The Canadian dollar gave up early gains and closed lower Monday amid falling commodity prices and a gloomy assessment from top Canadian executives.

The loonie was down 0.07 of a cent at $1.0204 (U.S.) as the Bank of Canada's latest Business Outlook Survey showed a general easing of expectations for sales, investments and hiring. On most questions in the survey, business executives were more pessimistic than they had been three months ago.

For sales expectations, there were as many who anticipated volumes to slow from the pace of the previous 12 months, only the second time since mid-2009 that expectations were not positive.

The dollar had been positive earlier in the session as risk appetite picked up after data released Sunday showed that China's consumer price index for September rose 1.9 per cent from a year earlier, down from a 2 per cent advance in August.

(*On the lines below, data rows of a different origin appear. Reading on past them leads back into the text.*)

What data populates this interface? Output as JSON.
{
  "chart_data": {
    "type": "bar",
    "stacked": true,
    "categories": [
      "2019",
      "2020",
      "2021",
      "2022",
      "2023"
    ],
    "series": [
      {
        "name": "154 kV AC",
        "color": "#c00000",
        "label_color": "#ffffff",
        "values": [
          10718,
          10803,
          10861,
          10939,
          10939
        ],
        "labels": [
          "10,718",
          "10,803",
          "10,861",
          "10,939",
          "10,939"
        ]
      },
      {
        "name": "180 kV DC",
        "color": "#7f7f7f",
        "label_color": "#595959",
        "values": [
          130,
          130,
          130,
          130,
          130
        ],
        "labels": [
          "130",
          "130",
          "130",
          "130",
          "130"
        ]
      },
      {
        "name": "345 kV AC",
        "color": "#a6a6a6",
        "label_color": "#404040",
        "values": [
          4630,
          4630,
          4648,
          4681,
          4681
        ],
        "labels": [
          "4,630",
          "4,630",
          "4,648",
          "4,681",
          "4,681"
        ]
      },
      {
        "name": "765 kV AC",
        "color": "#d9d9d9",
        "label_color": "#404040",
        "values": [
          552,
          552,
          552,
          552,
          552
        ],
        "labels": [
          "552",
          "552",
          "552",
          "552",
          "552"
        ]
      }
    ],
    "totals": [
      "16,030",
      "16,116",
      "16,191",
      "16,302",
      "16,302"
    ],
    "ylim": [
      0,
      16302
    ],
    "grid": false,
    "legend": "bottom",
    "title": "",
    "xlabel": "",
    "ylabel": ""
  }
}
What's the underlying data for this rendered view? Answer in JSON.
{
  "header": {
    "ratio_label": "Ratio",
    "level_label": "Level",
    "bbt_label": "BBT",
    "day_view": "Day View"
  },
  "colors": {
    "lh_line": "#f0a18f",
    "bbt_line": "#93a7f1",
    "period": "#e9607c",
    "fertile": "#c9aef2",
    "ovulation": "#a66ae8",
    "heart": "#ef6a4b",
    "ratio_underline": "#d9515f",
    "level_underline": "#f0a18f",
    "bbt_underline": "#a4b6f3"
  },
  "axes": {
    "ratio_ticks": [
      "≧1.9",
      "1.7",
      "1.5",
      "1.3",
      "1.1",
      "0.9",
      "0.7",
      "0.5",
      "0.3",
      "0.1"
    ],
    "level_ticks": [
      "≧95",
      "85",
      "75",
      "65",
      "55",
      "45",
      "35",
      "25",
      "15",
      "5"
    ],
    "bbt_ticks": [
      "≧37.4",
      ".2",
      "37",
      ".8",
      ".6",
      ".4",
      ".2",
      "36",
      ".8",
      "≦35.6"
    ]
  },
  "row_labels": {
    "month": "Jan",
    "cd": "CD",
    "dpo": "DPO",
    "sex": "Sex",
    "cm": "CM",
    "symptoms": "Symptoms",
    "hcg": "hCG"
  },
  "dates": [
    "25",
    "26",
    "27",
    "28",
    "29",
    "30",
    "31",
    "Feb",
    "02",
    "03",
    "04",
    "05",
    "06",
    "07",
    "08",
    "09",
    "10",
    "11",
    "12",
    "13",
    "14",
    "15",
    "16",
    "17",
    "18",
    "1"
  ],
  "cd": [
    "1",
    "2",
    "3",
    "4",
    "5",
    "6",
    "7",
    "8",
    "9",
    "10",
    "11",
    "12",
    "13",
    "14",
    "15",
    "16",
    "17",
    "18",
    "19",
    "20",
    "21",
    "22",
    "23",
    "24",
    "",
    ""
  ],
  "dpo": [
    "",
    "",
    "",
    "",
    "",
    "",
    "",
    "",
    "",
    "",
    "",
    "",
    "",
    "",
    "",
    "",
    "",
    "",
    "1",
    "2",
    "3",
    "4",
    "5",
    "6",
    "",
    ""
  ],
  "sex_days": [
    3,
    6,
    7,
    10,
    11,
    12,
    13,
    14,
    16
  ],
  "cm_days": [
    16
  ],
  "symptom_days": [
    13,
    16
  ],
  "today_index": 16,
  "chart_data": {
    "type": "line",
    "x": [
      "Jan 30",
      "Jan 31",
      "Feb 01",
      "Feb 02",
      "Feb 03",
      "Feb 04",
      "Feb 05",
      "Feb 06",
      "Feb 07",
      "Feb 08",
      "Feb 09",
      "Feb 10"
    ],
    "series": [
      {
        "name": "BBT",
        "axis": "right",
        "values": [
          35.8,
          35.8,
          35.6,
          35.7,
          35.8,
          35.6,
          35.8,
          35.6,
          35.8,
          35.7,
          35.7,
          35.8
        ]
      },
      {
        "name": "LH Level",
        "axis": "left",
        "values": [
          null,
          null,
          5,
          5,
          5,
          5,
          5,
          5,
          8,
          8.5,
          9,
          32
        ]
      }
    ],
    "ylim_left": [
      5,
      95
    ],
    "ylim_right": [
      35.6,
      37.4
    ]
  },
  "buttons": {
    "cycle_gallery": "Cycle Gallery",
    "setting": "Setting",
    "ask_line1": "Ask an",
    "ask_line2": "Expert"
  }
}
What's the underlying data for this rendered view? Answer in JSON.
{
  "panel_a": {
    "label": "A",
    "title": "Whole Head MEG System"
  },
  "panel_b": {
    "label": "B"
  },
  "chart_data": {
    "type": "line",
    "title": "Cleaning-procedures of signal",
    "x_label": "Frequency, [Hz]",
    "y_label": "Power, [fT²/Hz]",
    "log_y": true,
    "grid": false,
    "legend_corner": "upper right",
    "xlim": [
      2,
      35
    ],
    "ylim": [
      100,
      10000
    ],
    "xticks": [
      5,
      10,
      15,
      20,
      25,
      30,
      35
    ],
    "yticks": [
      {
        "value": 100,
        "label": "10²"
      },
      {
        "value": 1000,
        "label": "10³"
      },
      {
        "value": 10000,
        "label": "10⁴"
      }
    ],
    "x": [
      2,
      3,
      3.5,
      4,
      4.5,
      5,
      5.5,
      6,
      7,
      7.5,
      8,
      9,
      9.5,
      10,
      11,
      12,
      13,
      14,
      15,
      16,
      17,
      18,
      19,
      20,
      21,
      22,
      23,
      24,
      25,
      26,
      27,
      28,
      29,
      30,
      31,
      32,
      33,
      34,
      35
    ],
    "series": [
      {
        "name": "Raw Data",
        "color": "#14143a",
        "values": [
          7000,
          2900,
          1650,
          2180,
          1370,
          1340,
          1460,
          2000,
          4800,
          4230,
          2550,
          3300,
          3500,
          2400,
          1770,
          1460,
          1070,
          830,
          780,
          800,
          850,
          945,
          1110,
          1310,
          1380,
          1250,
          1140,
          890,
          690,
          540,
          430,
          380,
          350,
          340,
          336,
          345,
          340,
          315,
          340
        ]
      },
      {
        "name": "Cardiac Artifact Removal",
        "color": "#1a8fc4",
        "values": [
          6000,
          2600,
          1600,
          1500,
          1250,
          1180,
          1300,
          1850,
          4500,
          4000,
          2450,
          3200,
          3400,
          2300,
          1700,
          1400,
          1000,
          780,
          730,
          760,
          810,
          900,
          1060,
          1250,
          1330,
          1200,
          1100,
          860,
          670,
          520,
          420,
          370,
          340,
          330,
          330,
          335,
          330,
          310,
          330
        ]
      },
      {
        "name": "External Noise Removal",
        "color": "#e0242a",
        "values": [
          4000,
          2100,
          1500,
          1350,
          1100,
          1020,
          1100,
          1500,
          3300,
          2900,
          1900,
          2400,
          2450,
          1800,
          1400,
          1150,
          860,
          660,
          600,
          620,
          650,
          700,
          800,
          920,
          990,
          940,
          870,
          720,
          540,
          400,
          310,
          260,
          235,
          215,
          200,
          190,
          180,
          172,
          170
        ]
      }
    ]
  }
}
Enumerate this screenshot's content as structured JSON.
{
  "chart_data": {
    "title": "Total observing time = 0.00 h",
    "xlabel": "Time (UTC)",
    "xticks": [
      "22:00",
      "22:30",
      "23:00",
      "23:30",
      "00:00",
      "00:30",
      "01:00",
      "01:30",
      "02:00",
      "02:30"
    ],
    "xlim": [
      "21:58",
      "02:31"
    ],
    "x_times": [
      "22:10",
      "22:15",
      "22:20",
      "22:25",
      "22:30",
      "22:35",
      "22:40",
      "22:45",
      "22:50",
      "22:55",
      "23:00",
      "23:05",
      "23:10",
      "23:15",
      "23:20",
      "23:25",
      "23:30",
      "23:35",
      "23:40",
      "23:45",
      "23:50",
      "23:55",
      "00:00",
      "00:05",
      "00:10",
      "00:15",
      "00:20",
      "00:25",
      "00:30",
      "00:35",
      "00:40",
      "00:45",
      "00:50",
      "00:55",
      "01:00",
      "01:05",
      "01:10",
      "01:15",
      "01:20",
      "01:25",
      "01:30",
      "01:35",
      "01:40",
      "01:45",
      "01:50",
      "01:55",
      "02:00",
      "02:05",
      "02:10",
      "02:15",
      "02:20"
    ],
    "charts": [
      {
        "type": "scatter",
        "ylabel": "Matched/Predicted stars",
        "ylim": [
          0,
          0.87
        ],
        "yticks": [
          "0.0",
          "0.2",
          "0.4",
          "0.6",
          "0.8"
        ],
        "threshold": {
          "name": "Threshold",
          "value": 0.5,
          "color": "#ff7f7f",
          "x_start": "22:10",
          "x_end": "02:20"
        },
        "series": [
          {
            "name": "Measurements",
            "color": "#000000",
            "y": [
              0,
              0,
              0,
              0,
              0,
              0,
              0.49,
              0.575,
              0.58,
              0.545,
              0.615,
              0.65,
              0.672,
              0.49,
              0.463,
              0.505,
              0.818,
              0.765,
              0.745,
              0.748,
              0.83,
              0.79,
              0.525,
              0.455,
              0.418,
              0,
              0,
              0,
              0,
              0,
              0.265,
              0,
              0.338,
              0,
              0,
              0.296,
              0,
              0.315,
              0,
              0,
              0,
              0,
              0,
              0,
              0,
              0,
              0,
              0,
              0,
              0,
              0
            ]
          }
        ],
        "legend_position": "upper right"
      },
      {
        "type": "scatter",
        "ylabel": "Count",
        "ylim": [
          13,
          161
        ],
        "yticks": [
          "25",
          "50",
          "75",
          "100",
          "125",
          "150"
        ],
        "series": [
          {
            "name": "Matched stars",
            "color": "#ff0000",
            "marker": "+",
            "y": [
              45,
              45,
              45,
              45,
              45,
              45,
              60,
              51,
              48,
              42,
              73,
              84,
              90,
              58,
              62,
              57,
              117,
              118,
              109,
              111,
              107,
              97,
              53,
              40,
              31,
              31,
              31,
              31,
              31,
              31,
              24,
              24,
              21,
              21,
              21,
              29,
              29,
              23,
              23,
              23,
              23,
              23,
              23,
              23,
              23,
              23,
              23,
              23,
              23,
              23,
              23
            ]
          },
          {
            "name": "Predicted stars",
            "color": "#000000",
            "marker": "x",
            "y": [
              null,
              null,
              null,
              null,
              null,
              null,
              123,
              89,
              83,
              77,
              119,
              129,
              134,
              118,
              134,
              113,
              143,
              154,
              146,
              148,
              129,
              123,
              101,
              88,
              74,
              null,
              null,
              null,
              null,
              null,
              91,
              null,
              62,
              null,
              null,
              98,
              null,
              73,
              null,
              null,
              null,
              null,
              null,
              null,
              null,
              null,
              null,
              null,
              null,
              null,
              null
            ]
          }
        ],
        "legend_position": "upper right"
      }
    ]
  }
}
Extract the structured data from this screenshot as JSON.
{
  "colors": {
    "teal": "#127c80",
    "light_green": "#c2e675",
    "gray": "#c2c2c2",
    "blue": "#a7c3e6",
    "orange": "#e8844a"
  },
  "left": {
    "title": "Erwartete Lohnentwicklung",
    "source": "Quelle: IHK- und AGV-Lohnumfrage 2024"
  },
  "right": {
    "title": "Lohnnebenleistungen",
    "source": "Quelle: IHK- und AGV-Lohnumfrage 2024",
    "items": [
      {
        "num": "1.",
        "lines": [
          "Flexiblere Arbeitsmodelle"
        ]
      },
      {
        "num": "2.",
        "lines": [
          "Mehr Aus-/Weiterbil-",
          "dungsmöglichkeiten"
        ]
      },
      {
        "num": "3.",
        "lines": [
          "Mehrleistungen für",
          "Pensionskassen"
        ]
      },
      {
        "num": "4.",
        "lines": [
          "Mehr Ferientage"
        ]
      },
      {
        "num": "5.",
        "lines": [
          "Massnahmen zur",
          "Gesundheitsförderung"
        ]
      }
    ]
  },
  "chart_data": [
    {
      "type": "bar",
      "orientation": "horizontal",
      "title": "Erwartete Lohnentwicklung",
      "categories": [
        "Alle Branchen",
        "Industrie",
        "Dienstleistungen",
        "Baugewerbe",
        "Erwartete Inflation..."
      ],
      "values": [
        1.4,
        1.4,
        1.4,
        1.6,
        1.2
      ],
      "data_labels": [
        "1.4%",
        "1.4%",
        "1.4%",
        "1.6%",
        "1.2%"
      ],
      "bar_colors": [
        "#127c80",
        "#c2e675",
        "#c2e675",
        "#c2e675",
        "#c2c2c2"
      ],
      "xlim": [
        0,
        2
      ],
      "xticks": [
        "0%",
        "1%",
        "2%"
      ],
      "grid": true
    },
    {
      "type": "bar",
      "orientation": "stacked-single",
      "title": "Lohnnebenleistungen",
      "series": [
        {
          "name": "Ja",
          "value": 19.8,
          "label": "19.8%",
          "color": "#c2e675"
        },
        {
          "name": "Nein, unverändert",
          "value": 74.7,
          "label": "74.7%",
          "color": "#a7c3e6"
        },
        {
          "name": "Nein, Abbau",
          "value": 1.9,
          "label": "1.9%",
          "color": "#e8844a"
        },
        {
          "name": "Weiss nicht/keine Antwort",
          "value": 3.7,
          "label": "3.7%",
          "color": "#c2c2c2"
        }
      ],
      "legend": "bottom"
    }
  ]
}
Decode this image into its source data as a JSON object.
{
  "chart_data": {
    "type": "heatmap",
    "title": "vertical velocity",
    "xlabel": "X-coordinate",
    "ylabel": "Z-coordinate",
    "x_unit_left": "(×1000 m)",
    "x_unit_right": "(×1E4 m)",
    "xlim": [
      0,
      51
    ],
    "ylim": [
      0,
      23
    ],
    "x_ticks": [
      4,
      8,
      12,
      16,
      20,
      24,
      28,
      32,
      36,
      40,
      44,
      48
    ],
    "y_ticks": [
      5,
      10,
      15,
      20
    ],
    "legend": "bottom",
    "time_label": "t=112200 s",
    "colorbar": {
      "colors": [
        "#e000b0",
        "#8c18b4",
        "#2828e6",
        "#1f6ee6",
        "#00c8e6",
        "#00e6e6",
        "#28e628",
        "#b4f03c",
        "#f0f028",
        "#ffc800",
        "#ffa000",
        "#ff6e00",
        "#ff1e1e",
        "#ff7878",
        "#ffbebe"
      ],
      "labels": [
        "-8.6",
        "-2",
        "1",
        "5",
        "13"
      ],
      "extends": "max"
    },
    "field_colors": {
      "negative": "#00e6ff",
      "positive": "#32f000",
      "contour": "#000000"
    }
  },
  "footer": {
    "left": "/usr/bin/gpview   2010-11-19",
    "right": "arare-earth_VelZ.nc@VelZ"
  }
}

Another report released late Friday after North American markets closed showed that China's international trade surplus widened to $27.7-billion. Exports unexpectedly jumped 9.9 per cent year- over-year, which was the best pace in three months.

China's third-quarter economic growth data will be released Friday. GDP growth is expected to ease to 7.4 per cent year-over-year, which would be the slowest pace since the first quarter of 2009. China has taken a number of steps over the last couple of years to slow its red-hot economy in order to get a grip on unacceptably high inflation.

Also, U.S. retail sales rose sharply in September, up 1.1 per cent. The rise followed a 1.2 per cent gain in August and was much higher than the 0.8 per cent gain that economists expected.

The commodity sensitive currency was pressured by lower prices for metals and oil.

The December copper contact was unchanged at $3.70 a pound, November crude dipped 1 cent to $91.85 a barrel and the December bullion contract declined $22.10 to $1,737.60 an ounce.